Building an atlas to predict alloimmunity

  

Transplantation is often a life-saving therapy, whether it is bone marrow for a patient bearing a malignancy, or a solid organ for a patient with organ failure. In either setting, however, differences between the donor and recipient proteomes can be detected by T cells and lead to alloimmunity, with the potential to completely negate the therapeutic effect. A major pathway of alloimmunity – ‘indirect recognition’ – involves reactivity directed to peptide sequences that differ between donor and recipient. Such variants are encoded across the human genome, starting with the hypervariable Major Histocompatibility Complex (MHC), which also encodes the proteins through which these genomic differences become visible to T cells.
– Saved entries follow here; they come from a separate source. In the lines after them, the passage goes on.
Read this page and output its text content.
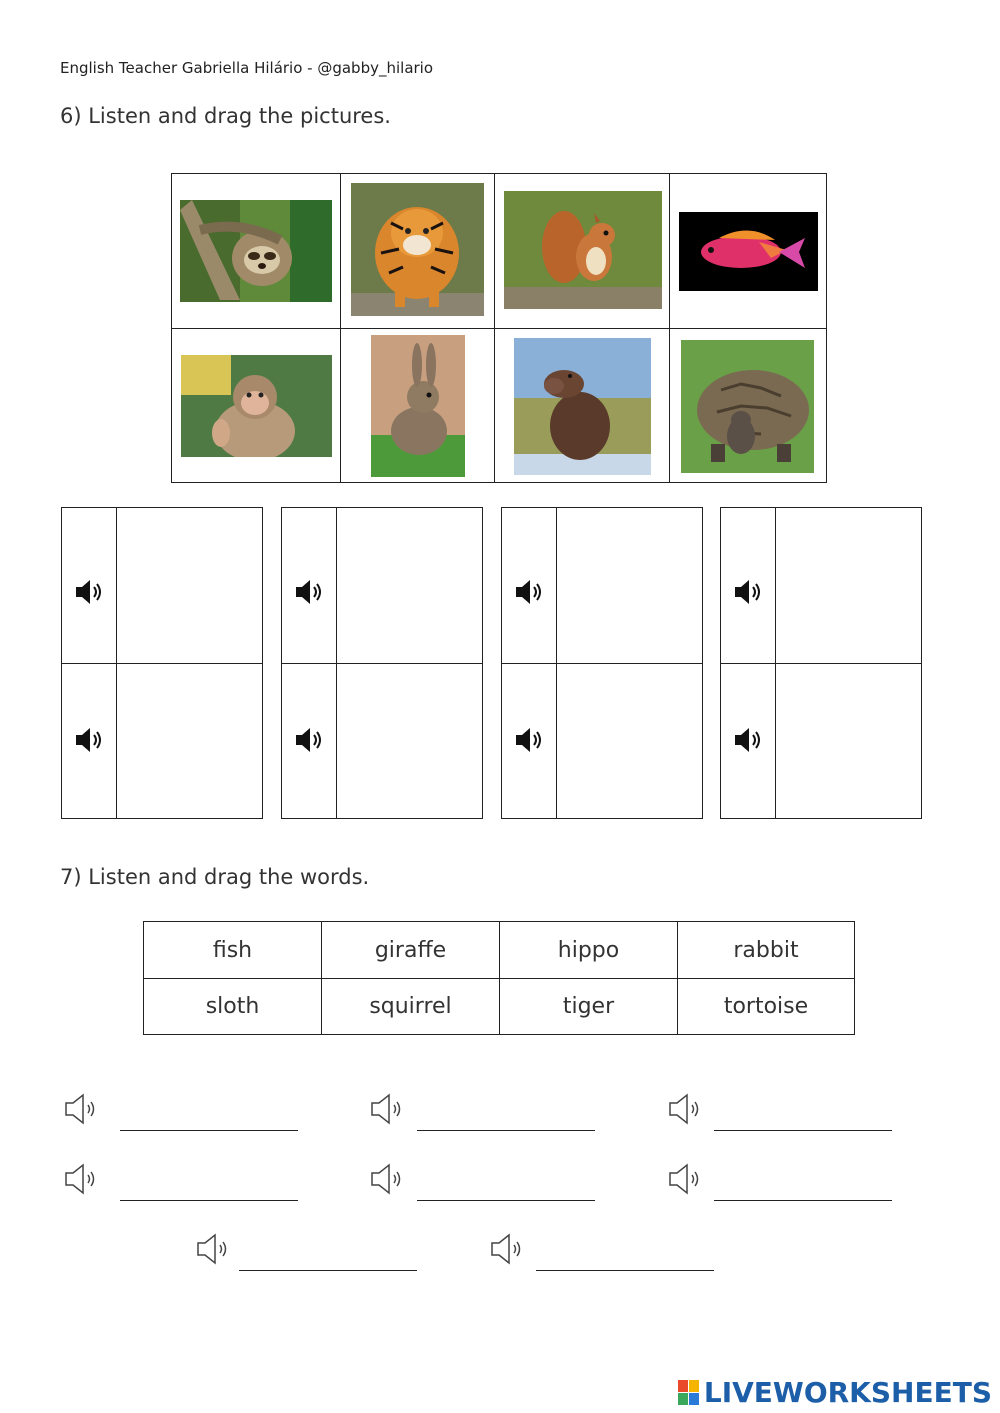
English Teacher Gabriella Hilário - @gabby_hilario
6) Listen and drag the pictures.
7) Listen and drag the words.
fish	giraffe	hippo	rabbit
sloth	squirrel	tiger	tortoise
LIVEWORKSHEETS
Current clinical approaches to donor-recipient matching are generally limited in several respects: (1) they usually consider only MHC (and rarely other variable loci), and (2) even for the variants that are considered, matching algorithms do not consider the potential for mismatches to form MHC-binding peptides, which is a gating event for indirect T cell recognition. In this project, we aim to address these limitations using a highly-multiplexed and programmable peptide-MHC binding assay. With this tool, we are working to generate a high-dimensional atlas that maps the binding of common human genetic variants to common human MHC proteins. We hypothesize that this atlas can predict the likelihood of alloimmunity in any given donor-recipient pair.